Delta flew its last commercial B777 flight over the weekend, with the five and a half hour service between New York JFK and Los Angeles including “special announcements and onboard treats for customers and aviation enthusiasts”.
The US carrier announced plans to accelerate the retirement of its fleet of 18 B777-200ER and B777-200LR earlier this year, as part of “strategic, cost-effective changes to our fleet to respond to the impact of the Covid-19 pandemic”.
Delta took delivery of its first B777 in 1999, with the inaugural service taking place between Atlanta and London.

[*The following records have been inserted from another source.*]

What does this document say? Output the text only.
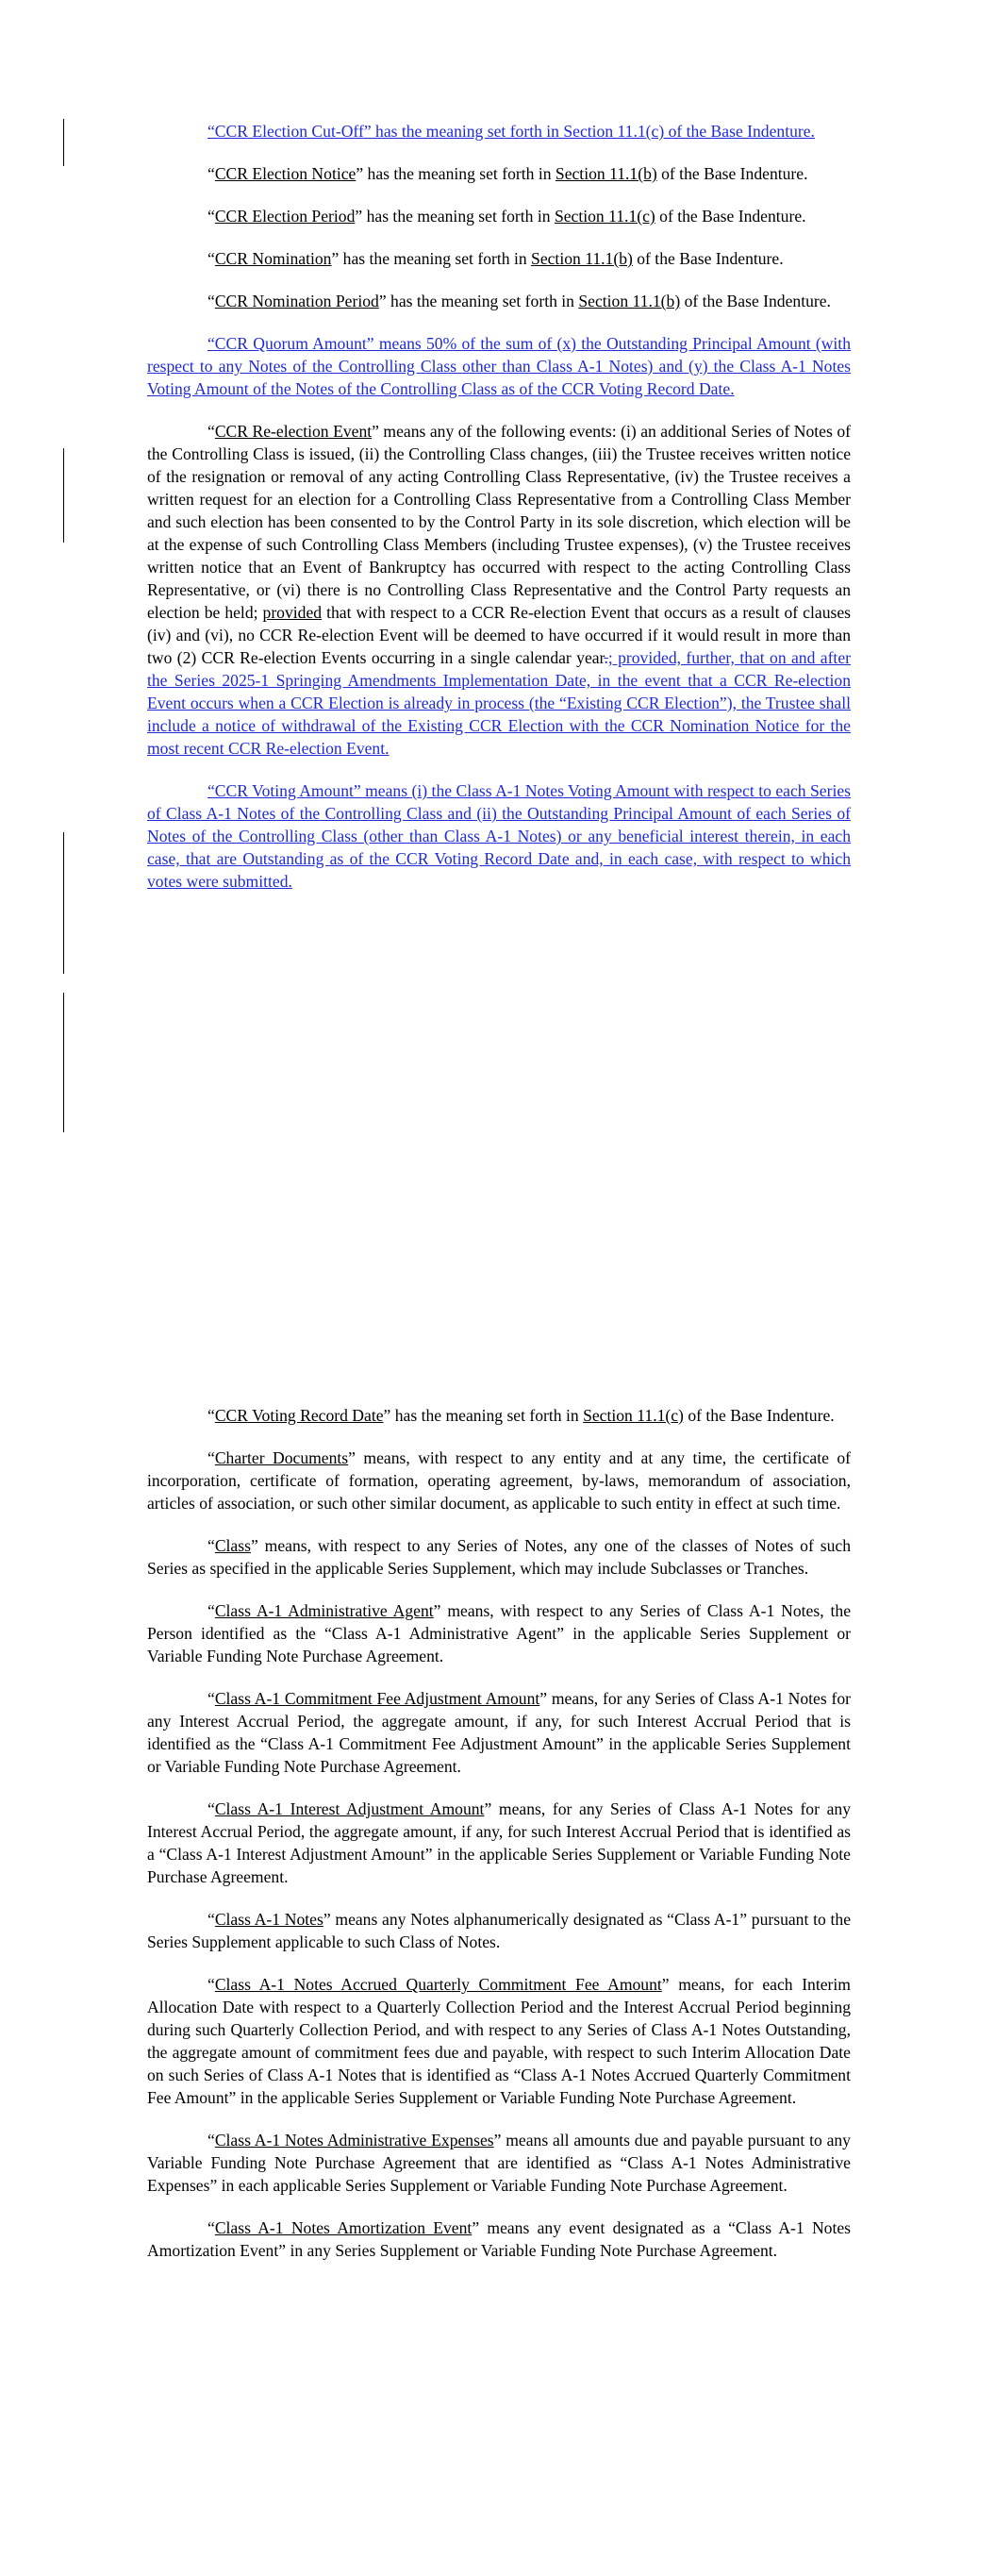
“CCR Election Cut-Off” has the meaning set forth in Section 11.1(c) of the Base Indenture.

“CCR Election Notice” has the meaning set forth in Section 11.1(b) of the Base Indenture.

“CCR Election Period” has the meaning set forth in Section 11.1(c) of the Base Indenture.

“CCR Nomination” has the meaning set forth in Section 11.1(b) of the Base Indenture.

“CCR Nomination Period” has the meaning set forth in Section 11.1(b) of the Base Indenture.

“CCR Quorum Amount” means 50% of the sum of (x) the Outstanding Principal Amount (with respect to any Notes of the Controlling Class other than Class A-1 Notes) and (y) the Class A-1 Notes Voting Amount of the Notes of the Controlling Class as of the CCR Voting Record Date.

“CCR Re-election Event” means any of the following events: (i) an additional Series of Notes of the Controlling Class is issued, (ii) the Controlling Class changes, (iii) the Trustee receives written notice of the resignation or removal of any acting Controlling Class Representative, (iv) the Trustee receives a written request for an election for a Controlling Class Representative from a Controlling Class Member and such election has been consented to by the Control Party in its sole discretion, which election will be at the expense of such Controlling Class Members (including Trustee expenses), (v) the Trustee receives written notice that an Event of Bankruptcy has occurred with respect to the acting Controlling Class Representative, or (vi) there is no Controlling Class Representative and the Control Party requests an election be held; provided that with respect to a CCR Re-election Event that occurs as a result of clauses (iv) and (vi), no CCR Re-election Event will be deemed to have occurred if it would result in more than two (2) CCR Re-election Events occurring in a single calendar year.; provided, further, that on and after the Series 2025-1 Springing Amendments Implementation Date, in the event that a CCR Re-election Event occurs when a CCR Election is already in process (the “Existing CCR Election”), the Trustee shall include a notice of withdrawal of the Existing CCR Election with the CCR Nomination Notice for the most recent CCR Re-election Event.

“CCR Voting Amount” means (i) the Class A-1 Notes Voting Amount with respect to each Series of Class A-1 Notes of the Controlling Class and (ii) the Outstanding Principal Amount of each Series of Notes of the Controlling Class (other than Class A-1 Notes) or any beneficial interest therein, in each case, that are Outstanding as of the CCR Voting Record Date and, in each case, with respect to which votes were submitted.

“CCR Voting Record Date” has the meaning set forth in Section 11.1(c) of the Base Indenture.

“Charter Documents” means, with respect to any entity and at any time, the certificate of incorporation, certificate of formation, operating agreement, by-laws, memorandum of association, articles of association, or such other similar document, as applicable to such entity in effect at such time.

“Class” means, with respect to any Series of Notes, any one of the classes of Notes of such Series as specified in the applicable Series Supplement, which may include Subclasses or Tranches.

“Class A-1 Administrative Agent” means, with respect to any Series of Class A-1 Notes, the Person identified as the “Class A-1 Administrative Agent” in the applicable Series Supplement or Variable Funding Note Purchase Agreement.

“Class A-1 Commitment Fee Adjustment Amount” means, for any Series of Class A-1 Notes for any Interest Accrual Period, the aggregate amount, if any, for such Interest Accrual Period that is identified as the “Class A-1 Commitment Fee Adjustment Amount” in the applicable Series Supplement or Variable Funding Note Purchase Agreement.

“Class A-1 Interest Adjustment Amount” means, for any Series of Class A-1 Notes for any Interest Accrual Period, the aggregate amount, if any, for such Interest Accrual Period that is identified as a “Class A-1 Interest Adjustment Amount” in the applicable Series Supplement or Variable Funding Note Purchase Agreement.

“Class A-1 Notes” means any Notes alphanumerically designated as “Class A-1” pursuant to the Series Supplement applicable to such Class of Notes.

“Class A-1 Notes Accrued Quarterly Commitment Fee Amount” means, for each Interim Allocation Date with respect to a Quarterly Collection Period and the Interest Accrual Period beginning during such Quarterly Collection Period, and with respect to any Series of Class A-1 Notes Outstanding, the aggregate amount of commitment fees due and payable, with respect to such Interim Allocation Date on such Series of Class A-1 Notes that is identified as “Class A-1 Notes Accrued Quarterly Commitment Fee Amount” in the applicable Series Supplement or Variable Funding Note Purchase Agreement.

“Class A-1 Notes Administrative Expenses” means all amounts due and payable pursuant to any Variable Funding Note Purchase Agreement that are identified as “Class A-1 Notes Administrative Expenses” in each applicable Series Supplement or Variable Funding Note Purchase Agreement.

“Class A-1 Notes Amortization Event” means any event designated as a “Class A-1 Notes Amortization Event” in any Series Supplement or Variable Funding Note Purchase Agreement.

The carrier was also the first US airline to take delivery of the B777-200LR in 2008, featuring lie-flat seats in first class.
Only two years ago Delta began retrofitting its B777s with the carrier’s newest Delta One Suites and the Delta Premium Select cabin, but the aircraft now joins the carrier’s MD-88 and MD-90 aircraft in being retired this year.
The airline said that its fleet of A350s will replace “nearly every ultra-long-haul 777 route”, although its service between Atlanta and Johannesburg has been switched to a circular Atlanta-Johannesburg-Cape Town-Atlanta routing, to “allow for refuelling at sea level before beginning the 8,130-mile trip back to the US”.
In total Delta’s B777s completed 133,694 flights, covering 1.26 million flight hours.
Commenting on the news CEO Ed Bastian said:
“Retiring a fleet as iconic as the 777 is not an easy decision – I know it has a direct impact on many of you who fly, crew and service these jets.
“The 777 played an important role with Delta since 1999, allowing us to open new long-haul markets and grow our international network as we transformed into a global airline. I’ve flown on that plane often and I love the customer experience it has delivered over the years.”